Между тем, посреди Константинополя, опустошенного, как лопнувший на базаре мешок с изюмом, одного из рыцарей обласкала удача. Это был человек из числа франкских графов и «молчащих последователей Пути» по имени Рубур, которого бангариты называли Рахманом. Будучи воином Храма, он знал, в каких местах следует искать припрятанные священнослужителями сокровища. В подвальном тайнике часовни, маленькой и ничем не привлекавшей к себе алчного глаза, он обнаружил заветный талисман, повесил его себе на грудь, под кольчугу, и открыл свою тайну нескольким соратникам, внушавшим доверие. Посовещавшись, они признали Рубура своим предводителем и, будучи людьми не робкого духа, решили испытать талисман, не предъявляя его никому из возможных противников в качестве одного лишь устрашающего боевого клича.

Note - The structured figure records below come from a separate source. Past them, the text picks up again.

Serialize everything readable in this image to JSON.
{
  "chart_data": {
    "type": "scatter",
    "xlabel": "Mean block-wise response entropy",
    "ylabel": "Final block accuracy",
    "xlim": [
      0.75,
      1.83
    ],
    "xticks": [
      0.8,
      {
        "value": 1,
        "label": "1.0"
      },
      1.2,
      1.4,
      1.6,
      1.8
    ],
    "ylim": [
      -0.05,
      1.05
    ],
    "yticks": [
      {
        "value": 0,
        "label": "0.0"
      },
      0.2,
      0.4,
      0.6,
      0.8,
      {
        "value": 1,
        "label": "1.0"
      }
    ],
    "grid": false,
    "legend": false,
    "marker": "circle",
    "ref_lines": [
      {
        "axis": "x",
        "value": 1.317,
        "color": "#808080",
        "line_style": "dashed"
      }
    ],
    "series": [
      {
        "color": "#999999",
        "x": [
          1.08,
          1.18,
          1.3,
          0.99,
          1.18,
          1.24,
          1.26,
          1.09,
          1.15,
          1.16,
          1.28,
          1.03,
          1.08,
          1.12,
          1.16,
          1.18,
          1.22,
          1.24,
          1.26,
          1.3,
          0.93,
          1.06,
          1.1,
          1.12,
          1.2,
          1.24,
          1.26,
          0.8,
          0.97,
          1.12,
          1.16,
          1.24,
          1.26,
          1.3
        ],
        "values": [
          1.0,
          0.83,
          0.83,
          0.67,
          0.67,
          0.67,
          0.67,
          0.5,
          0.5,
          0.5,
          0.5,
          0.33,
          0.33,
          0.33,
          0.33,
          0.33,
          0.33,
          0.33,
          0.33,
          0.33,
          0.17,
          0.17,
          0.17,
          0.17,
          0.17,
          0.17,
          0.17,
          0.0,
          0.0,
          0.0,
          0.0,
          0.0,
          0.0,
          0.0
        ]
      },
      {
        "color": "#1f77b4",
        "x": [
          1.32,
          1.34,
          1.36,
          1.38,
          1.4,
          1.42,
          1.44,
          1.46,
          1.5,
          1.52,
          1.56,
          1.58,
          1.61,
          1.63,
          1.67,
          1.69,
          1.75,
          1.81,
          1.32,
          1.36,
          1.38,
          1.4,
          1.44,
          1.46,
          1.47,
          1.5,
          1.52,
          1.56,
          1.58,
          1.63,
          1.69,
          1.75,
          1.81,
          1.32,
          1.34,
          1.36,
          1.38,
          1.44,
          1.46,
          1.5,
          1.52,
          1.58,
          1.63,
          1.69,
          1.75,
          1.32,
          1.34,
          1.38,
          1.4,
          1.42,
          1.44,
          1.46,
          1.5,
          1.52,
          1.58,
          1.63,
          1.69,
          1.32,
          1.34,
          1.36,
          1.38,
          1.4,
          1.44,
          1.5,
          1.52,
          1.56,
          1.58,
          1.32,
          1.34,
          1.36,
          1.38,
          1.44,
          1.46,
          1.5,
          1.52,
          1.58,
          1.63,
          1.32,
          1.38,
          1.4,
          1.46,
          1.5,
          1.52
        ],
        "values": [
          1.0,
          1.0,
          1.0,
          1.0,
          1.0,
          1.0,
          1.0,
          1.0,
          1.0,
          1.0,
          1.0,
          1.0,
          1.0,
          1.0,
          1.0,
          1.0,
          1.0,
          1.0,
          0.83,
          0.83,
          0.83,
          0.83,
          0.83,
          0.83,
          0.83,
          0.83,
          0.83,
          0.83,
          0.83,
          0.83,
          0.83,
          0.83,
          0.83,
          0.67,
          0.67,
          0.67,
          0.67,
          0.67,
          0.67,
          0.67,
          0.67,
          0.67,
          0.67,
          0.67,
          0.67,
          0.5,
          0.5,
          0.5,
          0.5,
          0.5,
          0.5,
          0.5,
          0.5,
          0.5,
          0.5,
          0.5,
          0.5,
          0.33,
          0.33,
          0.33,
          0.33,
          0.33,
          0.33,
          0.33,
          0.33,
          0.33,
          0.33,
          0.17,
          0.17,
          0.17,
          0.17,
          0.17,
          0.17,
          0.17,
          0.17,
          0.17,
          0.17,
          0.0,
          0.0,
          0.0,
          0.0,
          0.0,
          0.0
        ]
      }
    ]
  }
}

При первой же уличной ссоре обладатель могущественной реликвии обратил в бегство дюжину германских рыцарей и гнал их вдоль всей крепостной стены на виду изумленных толп народа.
Предводители франков похвалили своего воина за храбрость и укорили за то, что он опозорил соратников по крестовому обету, хоть и иноземцев, в глазах побежденных и насмешливых ромеев.
Затем Рубур выказал неподчинение императору, избранному рыцарями из числа франкских графов. Император повелел заточить Рубура в дворцовую темницу, знаменитую на весь мир своими ужасными и едва ли не бездонными глубинами, и содержать там вплоть до его полного и чистосердечного раскаяния. Благодаря талисману, Рубур мог захватить дворец и воссесть на императорский трон, однако, будучи «молчащим последователем», он отказался от излишнего пролития крови. Он проложил себе мечом дорогу до городских ворот и двинулся со своим отрядом на юг, мечтая основать свое собственное королевство, в котором, благодаря чудесному талисману силы, всегда будут царить правда и справедливость.
Таким образом, египетскому дивану пришлось собираться вновь перед раскрытой завесой великого султана и прикладывать ум к тому, как выйти из нового затруднения. На удивление всех эмиров и шейхов, талисман силы оказался предметом, существующим на самом деле и к тому же весьма действенным. Теперь надо было обуздать новую силу в лице мятежного графа Рубура и его рыцарей, среди которых было несколько бангаритов, которые и донесли об открывшихся свойствах кинжала.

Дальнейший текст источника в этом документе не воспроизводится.